Another fairly common accessorial charge a shipper can be assessed, but this too is not a revenue source, but a means to turn the drivers in and out of facilities.
Restricted versus prohibited commodity
A prohibited article is any substance that cannot be loaded onto a container under any circumstance. There are some prohibited commodities that will or will not be considered prohibited based on the owner of the container. Restricted commodities are acceptable to be loaded on a intermodal container, although with caveats and limits. The list of both prohibited and restricted can be confusing, so we recommend working closely with a reputable IMC to ensure your company’s commodities are appropriate for intermodal transport.
Maximum liability for cargo is $250,000, (or $100,000.00 for consumer electronics where the seal agreement terms and conditions are not met).
There are essentially three types of pricing options: guarantee capacity, spot rate and project rates. Guaranteed capacity rates are rates that will be consistent over the full year. The capacity is typically locked at a pre-determined level based on some type of rolling average. Shippers that are heavy outbound shippers in key retail markets, such as LA, will enjoy a consistent rate even during “peak season”. Financial people tend to enjoy a locked rate, so they can easily predicted their annual spend. A spot rate is whatever the market rate holds at that given time, within that given day. Spot rates can fluctuate within an hour based on capacity. Project rates are locked for the period of time a project is running.
Review transits and cut times
Intermodal transits are typically truck, plus a day, but two items should be reviewed before assuming such a transit: does the lane move every day and what is the time the intermodal container needs to make the ramp to be loaded and moving to make the expected transit.
Responsibility of the integrity of the load
Intermodal loads are touched by three three different parties: origin dray company; the railroad and the destination dray company.
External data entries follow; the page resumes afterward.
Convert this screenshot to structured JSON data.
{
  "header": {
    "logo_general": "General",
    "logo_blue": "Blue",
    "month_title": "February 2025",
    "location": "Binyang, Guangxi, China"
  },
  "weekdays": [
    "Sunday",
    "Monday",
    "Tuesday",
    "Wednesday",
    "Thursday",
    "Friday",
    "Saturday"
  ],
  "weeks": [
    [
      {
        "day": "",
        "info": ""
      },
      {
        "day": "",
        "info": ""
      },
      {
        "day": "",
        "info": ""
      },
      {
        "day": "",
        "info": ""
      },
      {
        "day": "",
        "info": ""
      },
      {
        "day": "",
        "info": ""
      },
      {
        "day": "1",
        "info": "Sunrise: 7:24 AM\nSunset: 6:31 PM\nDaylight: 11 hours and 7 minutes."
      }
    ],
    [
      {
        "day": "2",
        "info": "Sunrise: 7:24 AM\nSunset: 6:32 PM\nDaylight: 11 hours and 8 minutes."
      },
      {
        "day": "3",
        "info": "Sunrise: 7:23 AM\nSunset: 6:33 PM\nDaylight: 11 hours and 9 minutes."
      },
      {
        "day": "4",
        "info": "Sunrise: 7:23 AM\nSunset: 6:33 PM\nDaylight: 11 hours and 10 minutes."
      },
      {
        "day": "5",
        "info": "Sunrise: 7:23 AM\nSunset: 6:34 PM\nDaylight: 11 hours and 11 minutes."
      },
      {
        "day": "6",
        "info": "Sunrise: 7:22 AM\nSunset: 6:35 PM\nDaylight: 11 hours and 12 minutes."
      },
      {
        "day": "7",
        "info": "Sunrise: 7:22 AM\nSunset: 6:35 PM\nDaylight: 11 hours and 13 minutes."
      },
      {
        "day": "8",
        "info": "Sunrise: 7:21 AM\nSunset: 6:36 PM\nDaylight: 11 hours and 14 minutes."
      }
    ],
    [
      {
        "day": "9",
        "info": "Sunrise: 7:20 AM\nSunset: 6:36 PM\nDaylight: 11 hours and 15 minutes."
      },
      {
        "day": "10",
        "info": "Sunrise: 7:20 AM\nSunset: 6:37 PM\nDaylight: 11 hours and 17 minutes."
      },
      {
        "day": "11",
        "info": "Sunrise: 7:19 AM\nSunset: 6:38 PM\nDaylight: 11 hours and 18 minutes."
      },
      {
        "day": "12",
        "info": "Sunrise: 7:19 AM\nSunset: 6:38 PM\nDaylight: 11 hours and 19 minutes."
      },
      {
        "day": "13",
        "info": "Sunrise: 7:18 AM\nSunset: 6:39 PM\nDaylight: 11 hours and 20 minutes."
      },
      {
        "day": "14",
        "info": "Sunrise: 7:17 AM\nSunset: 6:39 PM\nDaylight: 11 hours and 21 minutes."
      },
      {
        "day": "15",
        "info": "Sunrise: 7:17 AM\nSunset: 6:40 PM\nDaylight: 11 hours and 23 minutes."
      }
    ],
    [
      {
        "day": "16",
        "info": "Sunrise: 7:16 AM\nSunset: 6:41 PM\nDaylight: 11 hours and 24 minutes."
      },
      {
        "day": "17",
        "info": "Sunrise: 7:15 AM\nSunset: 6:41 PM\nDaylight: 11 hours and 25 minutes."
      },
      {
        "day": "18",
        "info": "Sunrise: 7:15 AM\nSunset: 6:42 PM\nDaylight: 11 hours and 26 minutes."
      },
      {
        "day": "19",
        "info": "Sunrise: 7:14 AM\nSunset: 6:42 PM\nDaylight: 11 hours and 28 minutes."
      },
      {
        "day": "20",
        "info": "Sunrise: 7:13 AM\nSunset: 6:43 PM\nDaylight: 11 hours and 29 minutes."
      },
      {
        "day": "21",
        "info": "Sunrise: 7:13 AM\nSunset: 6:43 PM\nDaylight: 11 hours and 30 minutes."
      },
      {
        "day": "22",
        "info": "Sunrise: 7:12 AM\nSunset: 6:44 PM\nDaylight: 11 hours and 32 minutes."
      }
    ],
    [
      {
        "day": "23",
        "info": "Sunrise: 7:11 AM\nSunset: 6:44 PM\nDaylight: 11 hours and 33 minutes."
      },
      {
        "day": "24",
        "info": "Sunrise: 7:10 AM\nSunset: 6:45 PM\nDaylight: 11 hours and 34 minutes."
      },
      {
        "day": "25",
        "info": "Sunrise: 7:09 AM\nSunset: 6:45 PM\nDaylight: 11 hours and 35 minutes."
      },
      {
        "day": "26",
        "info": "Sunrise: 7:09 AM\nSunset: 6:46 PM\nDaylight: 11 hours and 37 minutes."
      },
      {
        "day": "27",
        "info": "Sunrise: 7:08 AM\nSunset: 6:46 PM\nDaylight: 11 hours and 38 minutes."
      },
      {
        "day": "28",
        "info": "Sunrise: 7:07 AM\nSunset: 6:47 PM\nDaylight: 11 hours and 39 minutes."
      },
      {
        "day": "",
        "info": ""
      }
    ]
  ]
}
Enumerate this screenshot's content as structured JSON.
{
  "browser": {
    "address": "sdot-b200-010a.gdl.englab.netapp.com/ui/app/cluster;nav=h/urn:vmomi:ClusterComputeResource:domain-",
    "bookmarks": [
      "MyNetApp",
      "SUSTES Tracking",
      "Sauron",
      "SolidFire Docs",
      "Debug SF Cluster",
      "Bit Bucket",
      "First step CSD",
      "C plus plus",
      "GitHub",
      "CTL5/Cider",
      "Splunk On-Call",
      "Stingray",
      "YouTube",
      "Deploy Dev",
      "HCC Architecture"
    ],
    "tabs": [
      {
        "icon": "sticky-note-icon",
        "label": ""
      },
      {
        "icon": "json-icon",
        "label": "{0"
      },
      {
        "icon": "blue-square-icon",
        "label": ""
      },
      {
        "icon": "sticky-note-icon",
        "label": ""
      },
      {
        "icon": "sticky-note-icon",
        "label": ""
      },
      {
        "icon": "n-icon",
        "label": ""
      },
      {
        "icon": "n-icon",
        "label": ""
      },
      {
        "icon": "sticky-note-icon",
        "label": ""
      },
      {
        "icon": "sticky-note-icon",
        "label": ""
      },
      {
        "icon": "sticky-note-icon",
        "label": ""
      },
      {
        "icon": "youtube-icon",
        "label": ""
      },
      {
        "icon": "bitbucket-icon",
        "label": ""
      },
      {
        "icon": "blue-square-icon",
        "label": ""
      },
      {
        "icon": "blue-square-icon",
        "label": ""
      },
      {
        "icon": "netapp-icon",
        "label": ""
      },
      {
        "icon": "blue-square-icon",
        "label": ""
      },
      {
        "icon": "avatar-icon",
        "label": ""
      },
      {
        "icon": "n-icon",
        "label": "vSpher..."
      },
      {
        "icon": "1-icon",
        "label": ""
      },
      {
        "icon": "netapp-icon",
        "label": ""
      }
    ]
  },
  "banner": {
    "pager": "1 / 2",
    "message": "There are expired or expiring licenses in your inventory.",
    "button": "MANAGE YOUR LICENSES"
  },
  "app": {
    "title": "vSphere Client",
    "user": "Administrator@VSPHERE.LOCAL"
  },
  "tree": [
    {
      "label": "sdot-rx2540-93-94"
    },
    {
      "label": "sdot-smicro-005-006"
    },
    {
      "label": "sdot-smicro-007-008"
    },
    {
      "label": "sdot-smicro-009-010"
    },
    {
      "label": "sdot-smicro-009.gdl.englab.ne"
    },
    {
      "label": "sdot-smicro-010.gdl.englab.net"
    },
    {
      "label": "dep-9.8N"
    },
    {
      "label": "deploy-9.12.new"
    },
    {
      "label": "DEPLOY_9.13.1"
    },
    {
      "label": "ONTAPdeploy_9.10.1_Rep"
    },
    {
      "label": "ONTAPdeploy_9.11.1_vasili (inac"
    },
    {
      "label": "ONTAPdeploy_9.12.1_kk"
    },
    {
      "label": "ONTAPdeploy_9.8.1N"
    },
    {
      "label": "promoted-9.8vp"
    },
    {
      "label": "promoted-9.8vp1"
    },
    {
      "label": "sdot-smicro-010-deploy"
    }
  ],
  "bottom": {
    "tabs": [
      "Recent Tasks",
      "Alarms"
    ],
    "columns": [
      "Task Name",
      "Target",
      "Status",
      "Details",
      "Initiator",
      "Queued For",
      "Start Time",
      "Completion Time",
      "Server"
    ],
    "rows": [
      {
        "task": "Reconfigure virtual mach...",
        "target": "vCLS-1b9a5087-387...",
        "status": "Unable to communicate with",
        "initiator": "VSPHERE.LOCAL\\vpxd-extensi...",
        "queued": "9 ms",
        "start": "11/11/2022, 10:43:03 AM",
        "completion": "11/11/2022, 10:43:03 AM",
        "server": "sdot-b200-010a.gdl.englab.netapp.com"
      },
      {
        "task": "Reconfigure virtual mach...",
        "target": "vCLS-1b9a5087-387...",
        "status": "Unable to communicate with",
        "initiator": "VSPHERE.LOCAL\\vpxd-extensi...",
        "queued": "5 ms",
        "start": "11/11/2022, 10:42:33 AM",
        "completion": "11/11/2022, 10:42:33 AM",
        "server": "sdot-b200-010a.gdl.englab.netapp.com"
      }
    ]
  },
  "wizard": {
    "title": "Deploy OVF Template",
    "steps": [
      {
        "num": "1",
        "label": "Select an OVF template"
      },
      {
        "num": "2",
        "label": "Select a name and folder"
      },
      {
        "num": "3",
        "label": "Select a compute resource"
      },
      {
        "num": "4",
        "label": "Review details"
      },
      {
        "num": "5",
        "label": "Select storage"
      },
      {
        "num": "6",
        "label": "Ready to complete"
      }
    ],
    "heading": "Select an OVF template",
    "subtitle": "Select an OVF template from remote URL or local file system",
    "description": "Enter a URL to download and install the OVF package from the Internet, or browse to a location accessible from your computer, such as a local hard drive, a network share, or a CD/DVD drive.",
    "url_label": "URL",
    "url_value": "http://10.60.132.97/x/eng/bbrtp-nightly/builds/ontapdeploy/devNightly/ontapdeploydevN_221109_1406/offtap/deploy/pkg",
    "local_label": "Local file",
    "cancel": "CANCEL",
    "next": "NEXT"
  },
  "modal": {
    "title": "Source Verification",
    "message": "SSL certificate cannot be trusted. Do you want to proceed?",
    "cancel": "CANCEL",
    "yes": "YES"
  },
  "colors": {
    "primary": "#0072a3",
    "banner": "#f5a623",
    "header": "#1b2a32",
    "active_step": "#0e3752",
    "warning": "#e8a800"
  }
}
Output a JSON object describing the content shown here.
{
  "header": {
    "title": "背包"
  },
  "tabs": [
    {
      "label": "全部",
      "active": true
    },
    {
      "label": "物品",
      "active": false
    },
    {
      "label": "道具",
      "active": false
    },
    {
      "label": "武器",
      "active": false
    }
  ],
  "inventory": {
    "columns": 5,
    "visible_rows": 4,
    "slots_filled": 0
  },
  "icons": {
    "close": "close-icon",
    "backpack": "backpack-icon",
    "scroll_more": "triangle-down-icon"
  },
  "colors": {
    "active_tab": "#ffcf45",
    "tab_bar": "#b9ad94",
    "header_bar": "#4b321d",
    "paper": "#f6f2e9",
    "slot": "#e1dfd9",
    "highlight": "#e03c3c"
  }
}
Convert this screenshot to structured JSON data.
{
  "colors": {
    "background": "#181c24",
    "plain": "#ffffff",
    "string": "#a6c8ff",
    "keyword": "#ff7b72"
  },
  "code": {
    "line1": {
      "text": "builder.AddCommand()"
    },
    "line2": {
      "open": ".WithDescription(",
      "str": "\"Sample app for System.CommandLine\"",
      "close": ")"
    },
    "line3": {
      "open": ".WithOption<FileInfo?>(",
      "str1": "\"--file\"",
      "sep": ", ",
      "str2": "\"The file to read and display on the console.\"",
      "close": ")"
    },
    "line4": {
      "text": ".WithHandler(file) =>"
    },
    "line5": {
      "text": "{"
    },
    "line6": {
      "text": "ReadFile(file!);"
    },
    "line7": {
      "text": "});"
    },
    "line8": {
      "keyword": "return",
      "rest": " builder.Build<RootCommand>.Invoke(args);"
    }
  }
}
With that said, intermodal shippers are the only consistent party in the transaction, which make the shipper fully responsible for the integrity and safety of the load. Unlike truckload, there will be no IMC that will accept the safety and integrity of the load in a written or oral agreement.
Intermodal equipment types
Fifty-three foot domestic COFC (container on flat car) are utilized across North America. ISO Boxes (20′ / 40′ / 45′) are used primarily for international import / export commerce, but present opportunities for shippers having lanes that steamship lines want to reposition in their network. These boxes are also great for shippers that have freight that weigh out before cubing out.
Fifty-three foot COFC and TOFC (trailer on flat car) reefers are limited, but capacity continues to expand. TOFC is a better option for heavier shipments, as these are truckload trailers.
Rick LaGore is CEO if InTek Freight and Logistics.